Yamada Mumon Rōshi
Mumon Rōshi was born in 1900 in a little mountain village in Japan. A sensitive child with a precocious literary talent, he planned on going into law to meet to his parents’ hopes and also to his own sense of justice. However, deeply affected by questions about the meaning of life, he gave up his studies. It was at this time that Kawaguchi Ekai Rōshi, the first Zen master to enter Tibet, gave a conference on the theme of bodhisattvas, which made a strong impression on Mumon Rōshi. He decided to devote himself to practise under Ekai Rōshi, but his fragile constitution made it difficult to endure the frugality of the food and the extreme rigour of the discipline. He caught tuberculosis. Declared incurable by doctors at the time, he lived as a recluse for two years, awaiting death. One morning, he felt sufficiently well to open the window of his bedroom to let in some fresh air. Suddenly, he became aware of the presence of a great energy enveloping everything, which never left him. He recounted this overwhelming experience in a poem:
Oh Great All Embracing Mind!
A clear realisation,
Brought to me by this morning’s cool wafting breeze.

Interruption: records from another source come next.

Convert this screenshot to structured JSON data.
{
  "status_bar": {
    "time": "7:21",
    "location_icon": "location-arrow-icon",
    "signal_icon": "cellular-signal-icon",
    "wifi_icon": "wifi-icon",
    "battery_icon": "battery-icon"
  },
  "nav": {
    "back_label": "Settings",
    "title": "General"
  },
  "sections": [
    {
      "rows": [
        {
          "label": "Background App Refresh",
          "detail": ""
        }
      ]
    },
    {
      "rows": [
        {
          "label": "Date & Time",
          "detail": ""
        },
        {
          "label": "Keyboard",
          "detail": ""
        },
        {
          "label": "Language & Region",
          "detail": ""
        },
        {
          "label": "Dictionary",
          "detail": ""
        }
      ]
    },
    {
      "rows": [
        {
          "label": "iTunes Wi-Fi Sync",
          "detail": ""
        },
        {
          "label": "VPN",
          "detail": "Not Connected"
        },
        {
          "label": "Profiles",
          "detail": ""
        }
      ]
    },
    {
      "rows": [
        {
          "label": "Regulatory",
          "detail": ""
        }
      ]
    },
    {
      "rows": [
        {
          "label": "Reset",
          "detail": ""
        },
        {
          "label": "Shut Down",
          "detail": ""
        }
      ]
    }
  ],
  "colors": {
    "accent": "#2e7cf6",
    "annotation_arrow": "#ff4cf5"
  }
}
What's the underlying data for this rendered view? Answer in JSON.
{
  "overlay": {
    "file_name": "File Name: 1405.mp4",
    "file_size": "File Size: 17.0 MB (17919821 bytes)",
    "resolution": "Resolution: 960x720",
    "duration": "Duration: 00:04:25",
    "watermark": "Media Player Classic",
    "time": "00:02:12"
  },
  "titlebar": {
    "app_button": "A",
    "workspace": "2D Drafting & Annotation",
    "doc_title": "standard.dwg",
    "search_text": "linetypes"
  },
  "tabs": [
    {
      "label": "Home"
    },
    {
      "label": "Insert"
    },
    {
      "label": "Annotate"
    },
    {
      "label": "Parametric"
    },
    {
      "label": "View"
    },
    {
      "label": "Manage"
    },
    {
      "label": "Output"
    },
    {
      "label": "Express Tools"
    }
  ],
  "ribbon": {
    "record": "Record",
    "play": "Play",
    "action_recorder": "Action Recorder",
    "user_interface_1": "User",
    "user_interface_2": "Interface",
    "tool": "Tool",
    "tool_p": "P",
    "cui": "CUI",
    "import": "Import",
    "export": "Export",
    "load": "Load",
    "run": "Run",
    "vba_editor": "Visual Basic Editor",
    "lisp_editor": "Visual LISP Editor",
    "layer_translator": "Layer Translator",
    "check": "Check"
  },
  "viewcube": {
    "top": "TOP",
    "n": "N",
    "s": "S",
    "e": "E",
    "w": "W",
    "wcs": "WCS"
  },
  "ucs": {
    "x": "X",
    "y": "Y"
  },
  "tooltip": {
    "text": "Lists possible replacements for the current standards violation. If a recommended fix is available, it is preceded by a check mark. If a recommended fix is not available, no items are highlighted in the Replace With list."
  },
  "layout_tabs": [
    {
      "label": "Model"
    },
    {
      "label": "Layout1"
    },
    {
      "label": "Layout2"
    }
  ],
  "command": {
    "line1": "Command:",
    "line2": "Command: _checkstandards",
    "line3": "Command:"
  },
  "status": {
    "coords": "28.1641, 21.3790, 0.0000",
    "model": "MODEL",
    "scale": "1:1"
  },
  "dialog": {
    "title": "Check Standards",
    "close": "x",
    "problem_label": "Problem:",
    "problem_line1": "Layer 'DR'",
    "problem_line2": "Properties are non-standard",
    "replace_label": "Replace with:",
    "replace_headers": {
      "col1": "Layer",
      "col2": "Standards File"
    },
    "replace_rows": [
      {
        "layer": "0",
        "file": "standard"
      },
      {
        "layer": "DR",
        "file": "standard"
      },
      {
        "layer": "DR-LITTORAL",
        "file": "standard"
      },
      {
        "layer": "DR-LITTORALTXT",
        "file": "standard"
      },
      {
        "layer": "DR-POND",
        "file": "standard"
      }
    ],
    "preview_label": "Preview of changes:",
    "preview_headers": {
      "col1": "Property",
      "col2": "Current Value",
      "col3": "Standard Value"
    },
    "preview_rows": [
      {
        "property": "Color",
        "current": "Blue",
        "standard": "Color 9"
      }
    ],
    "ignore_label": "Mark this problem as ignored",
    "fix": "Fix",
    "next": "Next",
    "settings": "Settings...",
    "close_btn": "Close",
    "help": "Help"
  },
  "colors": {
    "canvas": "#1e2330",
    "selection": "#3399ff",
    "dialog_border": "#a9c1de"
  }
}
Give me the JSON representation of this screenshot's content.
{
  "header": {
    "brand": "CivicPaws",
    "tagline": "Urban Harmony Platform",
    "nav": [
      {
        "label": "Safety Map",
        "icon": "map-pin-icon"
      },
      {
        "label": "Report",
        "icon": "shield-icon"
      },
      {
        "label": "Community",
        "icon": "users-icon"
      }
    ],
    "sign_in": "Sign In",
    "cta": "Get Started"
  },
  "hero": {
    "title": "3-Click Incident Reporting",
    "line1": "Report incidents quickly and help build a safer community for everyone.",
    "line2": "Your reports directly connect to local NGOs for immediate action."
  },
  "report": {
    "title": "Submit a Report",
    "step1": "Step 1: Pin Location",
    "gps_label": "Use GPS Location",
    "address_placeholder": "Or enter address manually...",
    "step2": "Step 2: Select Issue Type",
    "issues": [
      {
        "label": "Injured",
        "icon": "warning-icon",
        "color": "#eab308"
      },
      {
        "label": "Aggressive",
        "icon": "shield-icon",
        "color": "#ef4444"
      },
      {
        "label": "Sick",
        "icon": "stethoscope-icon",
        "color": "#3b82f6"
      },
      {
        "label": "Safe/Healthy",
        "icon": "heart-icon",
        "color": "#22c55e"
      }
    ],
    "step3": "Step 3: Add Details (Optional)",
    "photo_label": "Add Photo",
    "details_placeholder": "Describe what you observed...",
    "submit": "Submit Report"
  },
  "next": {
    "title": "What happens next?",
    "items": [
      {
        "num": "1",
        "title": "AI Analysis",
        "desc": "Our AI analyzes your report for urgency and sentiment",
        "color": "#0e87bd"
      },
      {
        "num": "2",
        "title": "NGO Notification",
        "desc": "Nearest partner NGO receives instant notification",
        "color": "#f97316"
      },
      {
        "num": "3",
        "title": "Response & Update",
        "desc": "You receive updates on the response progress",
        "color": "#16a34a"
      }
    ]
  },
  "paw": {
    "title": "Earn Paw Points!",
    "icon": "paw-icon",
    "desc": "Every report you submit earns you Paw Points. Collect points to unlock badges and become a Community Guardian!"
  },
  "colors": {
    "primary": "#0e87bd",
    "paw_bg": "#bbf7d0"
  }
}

This experience marked the start of his recovery. A short time after, he met a reverend who prescribed the use of medlar leaves, and he was cured within three months. Having regained good health, he once again devoted himself to Zen practice, first at the Myōshin-ji monastery, then at Tenryū-ji under the direction of Seisetsu Genjō Rōshi. He did this up to the age of 50. He then directed the Shōfuku-ji monastery at Kōbe and finally took on the role of Head Abbot at Myōshin-ji, the head temple of three thousand other temples and monasteries.
Spending all his energy on teaching and helping others, he devoted his life to the enlightenment of all beings with the intensity of a saint and became known as the Hakuin of modern times. During the last years of his life, illness greatly diminished him, but he continued teaching through his calligraphy. He passed away at the age of 88, after writing his Poem before death in calligraphy:
For the liberation of all beings
There is finally nothing to be said
No words, no form
Only abandoning everything
throughout heaven and earth.
An erudite Confucianist, a great orator, an illustrious calligrapher, and author of numerous commentaries of traditional texts as well as modern works on Zen, Mumon Rōshi is one of the great Rinzai masters of his generation to have left his mark on Japan from the post-war period through to the end of the 20th century.
Kōno Taitsū Rōshi
Taitsū Rōshi was Kanchō (i.e. Head Abbot) at Myōshin-ji monastery from 2010 to 2014. He was also President of the Union of Japanese Buddhists from 2010 to 2012.
He was born in 1930 in the prefecture of Oita, on the island of Kyūshū. He entered Shōfuku-ji in 1953, when Mumon Rōshi became head of the monastery. Taitsū Rōshi was Mumon’s first disciple to receive the certification of rōshi. He took over the direction of Shōfuku-ji in 1977. In 1994 he became director of the Buddhist university of Hanazono. In 2004, he left Shōfuku-ji and became Head Abbot at the Ryōmon-ji temple, near Himeji, founded by the Zen master of the 17th century, Bankei Ryōtaku. Having visited the Falaise Verte Zen Centre to direct sesshins several times, he came to France one last time in 2010, to consecrate the zendō of the Falaise Verte Zen Centre.
Kimura Taihō Rōshi
Taihō Rōshi, born in 1945 in Tōkyō, graduated from the university of Waseda. After 10 years of professional activity, he entered the Shōfuku-ji monastery and was ordained as a monk by Mumon Rōshi. After nearly 25 years of monastic life, he became the dharma successor of Taitsū Rōshi and took on the direction of Shōfuku-ji in 2004. He retired in 2016 and he too settled in Ryōmon-ji.
Iwamura Sōkō Rōshi
Sōkō Rōshi was born in 1970 in the prefecture of Gifu. At university, he specialised in the history of Buddhism, then entered the Zuiryō-ji monastery, in the town of Gifu. He stayed there for 10 years, then took up a position as researcher into Buddhist studies. He returned to Zen monastic life in Shōfuku-ji, in 2012. He became Head Abbot of Shōfuku-ji in 2016.